Nevada, not phased. Actually everyone seemed really nice. Even the large woman I got into a conversation with at a gas station in the literal middle of no where who jumped into her large husband’s large truck. I did got a few looks there, but I think it may have had to due with my CA plates than my sticker.

Utah, and particularly Salt Lake City, I never felt totally comfortable in. Something about the Mormon agenda fighting against the Homosexual Agenda so fiercely that really tans my hide. I mean, we’re just trying to get lunch people, geeze! Now, I realize that not all Mormons are bad and I’m not saying they are, I’m just saying as a church sponsored hating activity, I loathe and despise what they did in regards to Prop 8 in California (and what they did in the movie Latter Days, which you need to watch if you haven’t seen). While they have some beautiful scenery, making sure everyone knows they hate the gays has made the city, well…ugly. But I digress (if digress means, moved on as quickly as possible, then I digress).

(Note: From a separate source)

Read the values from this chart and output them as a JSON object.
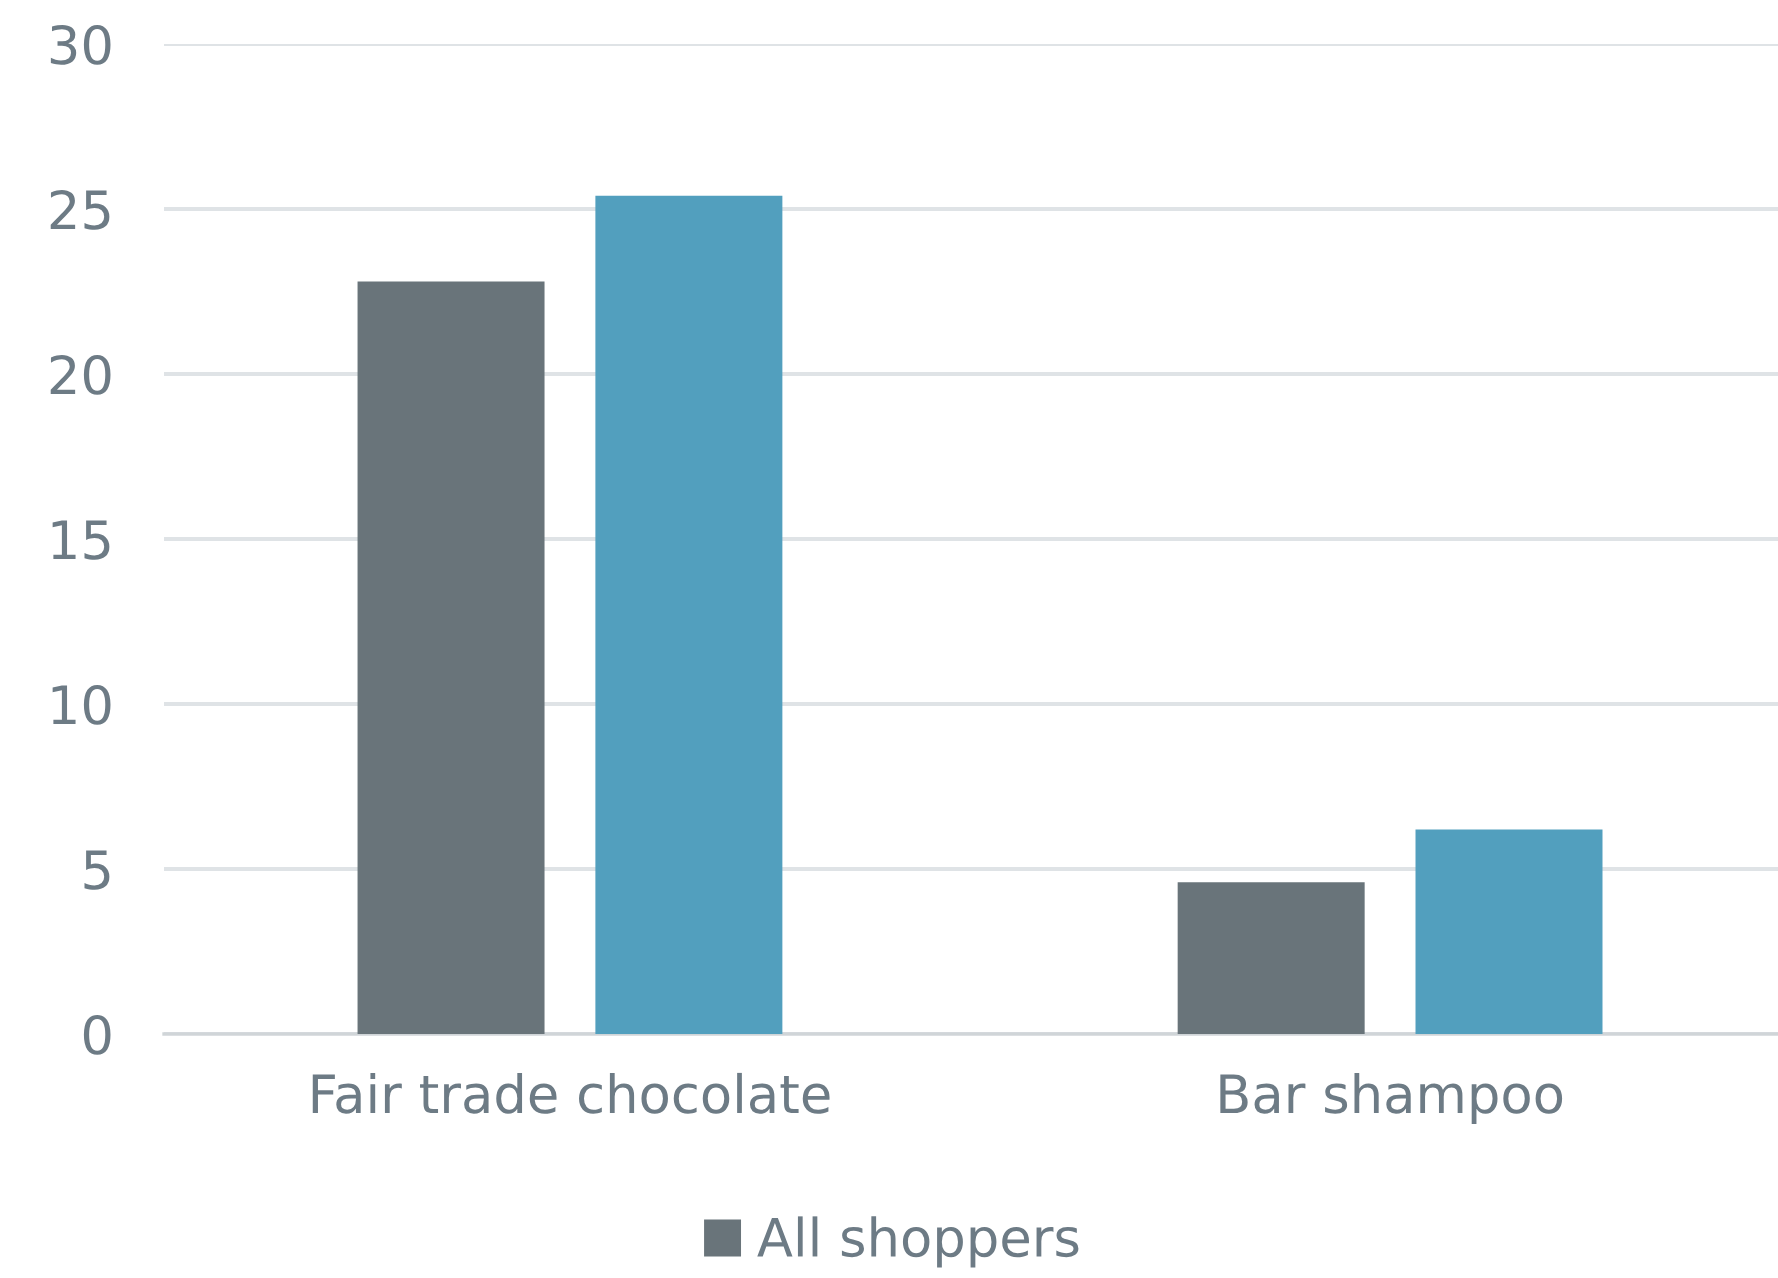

Wyoming was up next, and of course it has a LONG history of being super gay friendly. I mean, I’ve never seen so many damn naturally occurring rainbows in my life as I did in Wyoming. Yes, even when Sal bleeds, still nothing in comparison. Meanwhile, Wyoming is technically the “Equal Rights” state, it makes it hard to forget Matthew Shepard and of course BrokeBack Mountain (which apparently was really sad, but I didn’t know why. Jake Gyllenhal was a total little bitch in that movie and so was Heath Ledger. I mean grow a pair boys and just let it happen. I also thought it was unfortunate that Jake had to go back into the closet after coming out in that movie, cause really…homo). So, I got the hell out of that state which is how I landed in Colorado.

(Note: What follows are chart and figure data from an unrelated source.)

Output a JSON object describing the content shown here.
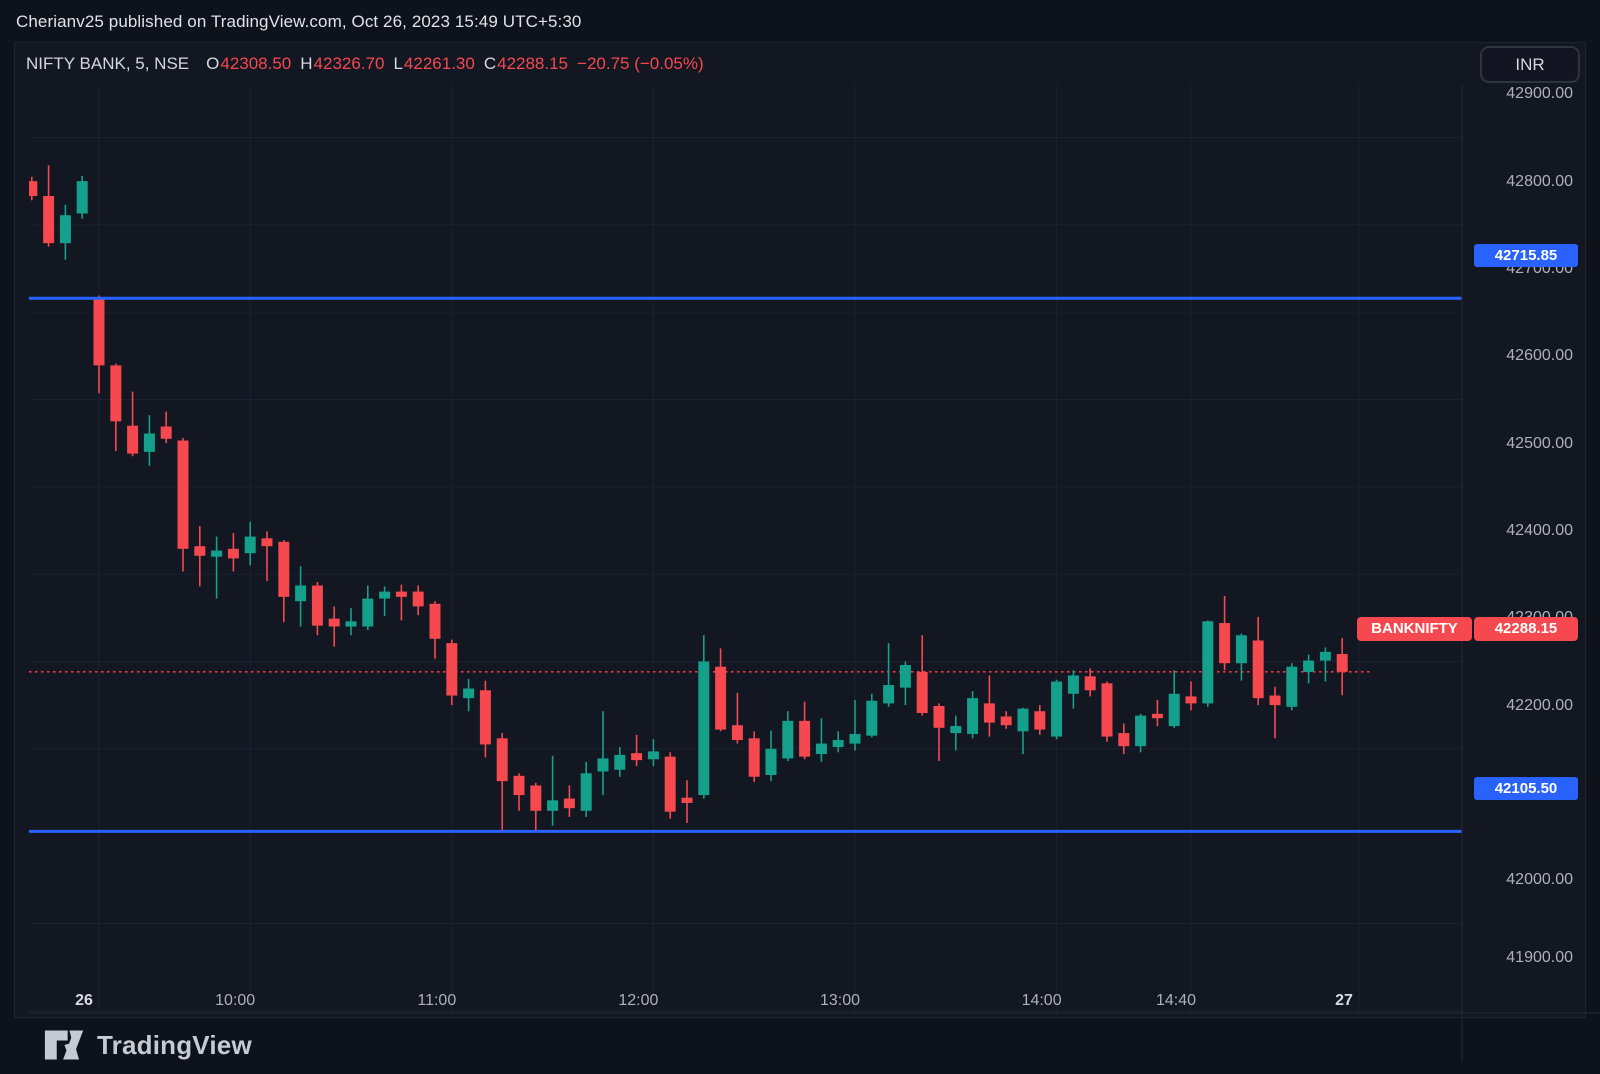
{
  "attribution": "Cherianv25 published on TradingView.com, Oct 26, 2023 15:49 UTC+5:30",
  "legend": {
    "symbol_title": "NIFTY BANK, 5, NSE",
    "o_label": "O",
    "o": "42308.50",
    "h_label": "H",
    "h": "42326.70",
    "l_label": "L",
    "l": "42261.30",
    "c_label": "C",
    "c": "42288.15",
    "change": "−20.75 (−0.05%)"
  },
  "currency_button": "INR",
  "footer": {
    "brand": "TradingView"
  },
  "colors": {
    "up": "#15a08c",
    "down": "#f5484f",
    "level_line": "#2962ff",
    "price_line": "#f23645",
    "grid": "#1c2030",
    "axis_border": "#242a38",
    "panel_bg": "#131722"
  },
  "chart_data": {
    "type": "candlestick",
    "symbol": "NIFTY BANK",
    "interval": "5",
    "exchange": "NSE",
    "currency": "INR",
    "last_bar": {
      "open": 42308.5,
      "high": 42326.7,
      "low": 42261.3,
      "close": 42288.15,
      "change": -20.75,
      "change_pct": -0.05
    },
    "levels": [
      {
        "value": 42715.85,
        "label": "42715.85"
      },
      {
        "value": 42105.5,
        "label": "42105.50"
      }
    ],
    "price_line": {
      "name": "BANKNIFTY",
      "value": 42288.15,
      "label": "42288.15"
    },
    "y_axis_labels": [
      {
        "price": 42900,
        "label": "42900.00"
      },
      {
        "price": 42800,
        "label": "42800.00"
      },
      {
        "price": 42700,
        "label": "42700.00"
      },
      {
        "price": 42600,
        "label": "42600.00"
      },
      {
        "price": 42500,
        "label": "42500.00"
      },
      {
        "price": 42400,
        "label": "42400.00"
      },
      {
        "price": 42300,
        "label": "42300.00"
      },
      {
        "price": 42200,
        "label": "42200.00"
      },
      {
        "price": 42000,
        "label": "42000.00"
      },
      {
        "price": 41900,
        "label": "41900.00"
      }
    ],
    "x_axis_labels": [
      {
        "label": "26",
        "bar": 4,
        "bold": true
      },
      {
        "label": "10:00",
        "bar": 13,
        "bold": false
      },
      {
        "label": "11:00",
        "bar": 25,
        "bold": false
      },
      {
        "label": "12:00",
        "bar": 37,
        "bold": false
      },
      {
        "label": "13:00",
        "bar": 49,
        "bold": false
      },
      {
        "label": "14:00",
        "bar": 61,
        "bold": false
      },
      {
        "label": "14:40",
        "bar": 69,
        "bold": false
      },
      {
        "label": "27",
        "bar": 79,
        "bold": true
      }
    ],
    "ohlc_note": "bars ordered left to right, values [open, high, low, close]",
    "candles": [
      [
        42850,
        42855,
        42828,
        42833
      ],
      [
        42833,
        42868,
        42775,
        42779
      ],
      [
        42779,
        42823,
        42760,
        42811
      ],
      [
        42813,
        42856,
        42807,
        42850
      ],
      [
        42715,
        42719,
        42607,
        42639
      ],
      [
        42639,
        42641,
        42541,
        42575
      ],
      [
        42570,
        42609,
        42535,
        42538
      ],
      [
        42540,
        42582,
        42524,
        42561
      ],
      [
        42569,
        42586,
        42550,
        42555
      ],
      [
        42553,
        42556,
        42403,
        42429
      ],
      [
        42432,
        42455,
        42386,
        42421
      ],
      [
        42420,
        42443,
        42372,
        42427
      ],
      [
        42429,
        42447,
        42403,
        42418
      ],
      [
        42424,
        42460,
        42410,
        42443
      ],
      [
        42441,
        42449,
        42392,
        42432
      ],
      [
        42437,
        42439,
        42345,
        42374
      ],
      [
        42369,
        42409,
        42340,
        42387
      ],
      [
        42387,
        42391,
        42330,
        42341
      ],
      [
        42349,
        42363,
        42317,
        42340
      ],
      [
        42340,
        42361,
        42330,
        42346
      ],
      [
        42340,
        42387,
        42336,
        42372
      ],
      [
        42372,
        42386,
        42352,
        42380
      ],
      [
        42380,
        42388,
        42347,
        42374
      ],
      [
        42380,
        42387,
        42353,
        42363
      ],
      [
        42366,
        42369,
        42303,
        42326
      ],
      [
        42321,
        42325,
        42250,
        42261
      ],
      [
        42258,
        42280,
        42243,
        42269
      ],
      [
        42267,
        42278,
        42190,
        42205
      ],
      [
        42212,
        42218,
        42106,
        42163
      ],
      [
        42169,
        42172,
        42129,
        42147
      ],
      [
        42158,
        42161,
        42104,
        42129
      ],
      [
        42129,
        42192,
        42112,
        42141
      ],
      [
        42143,
        42158,
        42122,
        42132
      ],
      [
        42129,
        42185,
        42122,
        42172
      ],
      [
        42174,
        42243,
        42147,
        42189
      ],
      [
        42176,
        42202,
        42168,
        42193
      ],
      [
        42195,
        42216,
        42180,
        42187
      ],
      [
        42188,
        42211,
        42180,
        42197
      ],
      [
        42191,
        42196,
        42120,
        42128
      ],
      [
        42144,
        42164,
        42115,
        42138
      ],
      [
        42147,
        42330,
        42143,
        42300
      ],
      [
        42294,
        42315,
        42220,
        42222
      ],
      [
        42227,
        42264,
        42206,
        42210
      ],
      [
        42212,
        42220,
        42162,
        42168
      ],
      [
        42170,
        42221,
        42163,
        42200
      ],
      [
        42189,
        42243,
        42186,
        42232
      ],
      [
        42232,
        42254,
        42188,
        42191
      ],
      [
        42194,
        42235,
        42185,
        42206
      ],
      [
        42202,
        42220,
        42196,
        42210
      ],
      [
        42206,
        42256,
        42198,
        42217
      ],
      [
        42215,
        42263,
        42213,
        42255
      ],
      [
        42252,
        42321,
        42248,
        42273
      ],
      [
        42270,
        42300,
        42250,
        42296
      ],
      [
        42288,
        42330,
        42238,
        42241
      ],
      [
        42249,
        42252,
        42186,
        42224
      ],
      [
        42218,
        42238,
        42198,
        42226
      ],
      [
        42217,
        42266,
        42212,
        42258
      ],
      [
        42252,
        42284,
        42214,
        42230
      ],
      [
        42237,
        42243,
        42223,
        42227
      ],
      [
        42220,
        42247,
        42194,
        42246
      ],
      [
        42243,
        42250,
        42216,
        42222
      ],
      [
        42214,
        42279,
        42211,
        42277
      ],
      [
        42263,
        42290,
        42246,
        42284
      ],
      [
        42283,
        42292,
        42260,
        42267
      ],
      [
        42275,
        42277,
        42208,
        42214
      ],
      [
        42218,
        42229,
        42194,
        42203
      ],
      [
        42203,
        42240,
        42196,
        42238
      ],
      [
        42240,
        42256,
        42226,
        42235
      ],
      [
        42226,
        42290,
        42224,
        42263
      ],
      [
        42260,
        42277,
        42244,
        42252
      ],
      [
        42252,
        42347,
        42248,
        42346
      ],
      [
        42344,
        42375,
        42290,
        42298
      ],
      [
        42298,
        42332,
        42278,
        42330
      ],
      [
        42324,
        42351,
        42250,
        42258
      ],
      [
        42261,
        42271,
        42212,
        42250
      ],
      [
        42248,
        42298,
        42244,
        42294
      ],
      [
        42288,
        42308,
        42275,
        42301
      ],
      [
        42301,
        42316,
        42277,
        42311
      ],
      [
        42308.5,
        42326.7,
        42261.3,
        42288.15
      ]
    ]
  }
}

Oh Colorado. I felt right at home. I don’t know why, but I felt like belonged there. I’m sure it was the fact that I had altitude sickness and almost gave myself whiplash looking at the hot men wandering around. Denver felt like California to me, except, with cheaper gas and parking.

I thought Nebraska would present some sort of problem, but I flew right through that state. Having never heard good or bad about it, I wasn’t in the least big worried. Plus I figured Maxwell could out run whatever junkyard heap was trying to chase me down (PS, totally right). Everyone was real friendly there however, as far as I could tell, not that I was trying to get to know people.

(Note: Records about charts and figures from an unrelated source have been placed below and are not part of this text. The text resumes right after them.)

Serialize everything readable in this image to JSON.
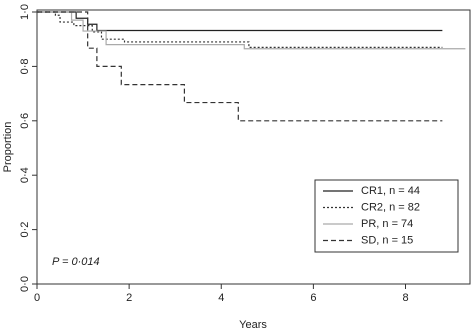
{
  "chart_data": {
    "type": "step",
    "x_label": "Years",
    "y_label": "Proportion",
    "annotation": "P = 0·014",
    "xlim": [
      0,
      9.4
    ],
    "xticks": [
      0,
      2,
      4,
      6,
      8
    ],
    "ylim": [
      0,
      1
    ],
    "yticks": [
      {
        "value": 0,
        "label": "0·0"
      },
      {
        "value": 0.2,
        "label": "0·2"
      },
      {
        "value": 0.4,
        "label": "0·4"
      },
      {
        "value": 0.6,
        "label": "0·6"
      },
      {
        "value": 0.8,
        "label": "0·8"
      },
      {
        "value": 1,
        "label": "1·0"
      }
    ],
    "legend": "lower right",
    "series": [
      {
        "name": "CR1, n = 44",
        "color": "#222222",
        "dash": "solid",
        "x": [
          0,
          0.85,
          1.1,
          1.3,
          8.8
        ],
        "values": [
          1.0,
          0.977,
          0.955,
          0.932,
          0.932
        ]
      },
      {
        "name": "CR2, n = 82",
        "color": "#333333",
        "dash": "dotted",
        "x": [
          0,
          0.4,
          0.5,
          0.8,
          1.2,
          1.4,
          1.9,
          4.6,
          8.8
        ],
        "values": [
          1.0,
          0.988,
          0.963,
          0.95,
          0.927,
          0.9,
          0.89,
          0.87,
          0.87
        ]
      },
      {
        "name": "PR, n = 74",
        "color": "#aaaaaa",
        "dash": "solid",
        "x": [
          0,
          0.75,
          1.0,
          1.5,
          4.5,
          9.3
        ],
        "values": [
          1.0,
          0.97,
          0.93,
          0.88,
          0.865,
          0.865
        ]
      },
      {
        "name": "SD, n = 15",
        "color": "#333333",
        "dash": "dashed",
        "x": [
          0,
          1.1,
          1.3,
          1.83,
          3.2,
          4.37,
          8.8
        ],
        "values": [
          1.0,
          0.867,
          0.8,
          0.733,
          0.667,
          0.6,
          0.6
        ]
      }
    ]
  }
}
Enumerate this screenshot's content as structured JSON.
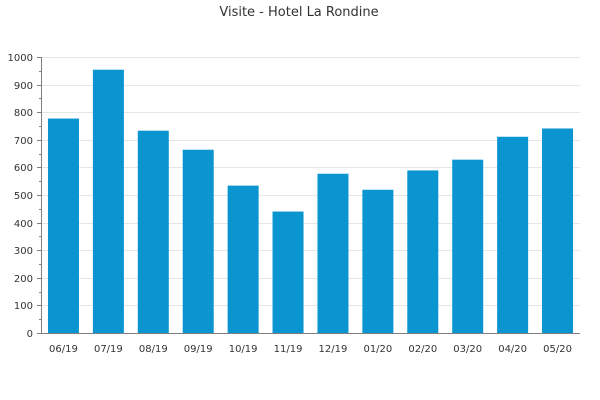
{
  "chart_data": {
    "type": "bar",
    "title": "Visite - Hotel La Rondine",
    "xlabel": "",
    "ylabel": "",
    "categories": [
      "06/19",
      "07/19",
      "08/19",
      "09/19",
      "10/19",
      "11/19",
      "12/19",
      "01/20",
      "02/20",
      "03/20",
      "04/20",
      "05/20"
    ],
    "values": [
      777,
      954,
      733,
      664,
      534,
      440,
      577,
      519,
      589,
      628,
      711,
      741
    ],
    "ylim": [
      0,
      1000
    ],
    "yticks": [
      0,
      100,
      200,
      300,
      400,
      500,
      600,
      700,
      800,
      900,
      1000
    ],
    "grid": true,
    "legend": "none",
    "colors": {
      "bar": "#0a95d1",
      "grid": "#e6e6e6",
      "axis": "#7f7f7f",
      "text": "#333333"
    }
  }
}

Iowa was actually the only state I actually had a problem with. And thats cause I got pulled over by officer McBeefy and got a warning for speeding. Whateves, I didn’t let that needle go over the limit once after that. I can’t afford a ticket if I’m unemployed. When I pulled into the World’s Largest Truckstop however, I got more stares and side eyes that you can imagine. I was nervous about my car being in the parking lot the entire time because from the moment I got off the freeway, people were giving me dirty looks. I don’t know if its cause they were jealous cause I’m so pretty, or if they’re confused cause, no, I’m convinced it’s cause I’m pretty (just go with it people). In any case, I felt as uncomfortable there as I did in Utah.

When I rolled into Illinois, I was very relieved. For one to go above the posted speed limit and not worry about being arrested, and for another, cause i already felt like I was home. Weird I know, but thats the way it worked.

Before I left home, my dad insisted that I remove my HRC sticker for safety. I never really thought about it until he said that. I told him I would and I fully planned on it. Honestly, I was scared of what might happen. Now, nothing did, and I made it safe and sound and I’m very happy about that. In hindsight, I’m very glad I didn’t remove it. I’m very glad that even though I felt like I was in a different world and at times, risking my safety by basically advertising my sexuality on my car driving through some unwelcoming states, I still did it. Fuck the homo haters, they talk a big game on the internet and when they’re all together and drunk, but if they were offended by my sticker, no one said a peep. I think that deserves another stamp in my passport, even though it’s expired.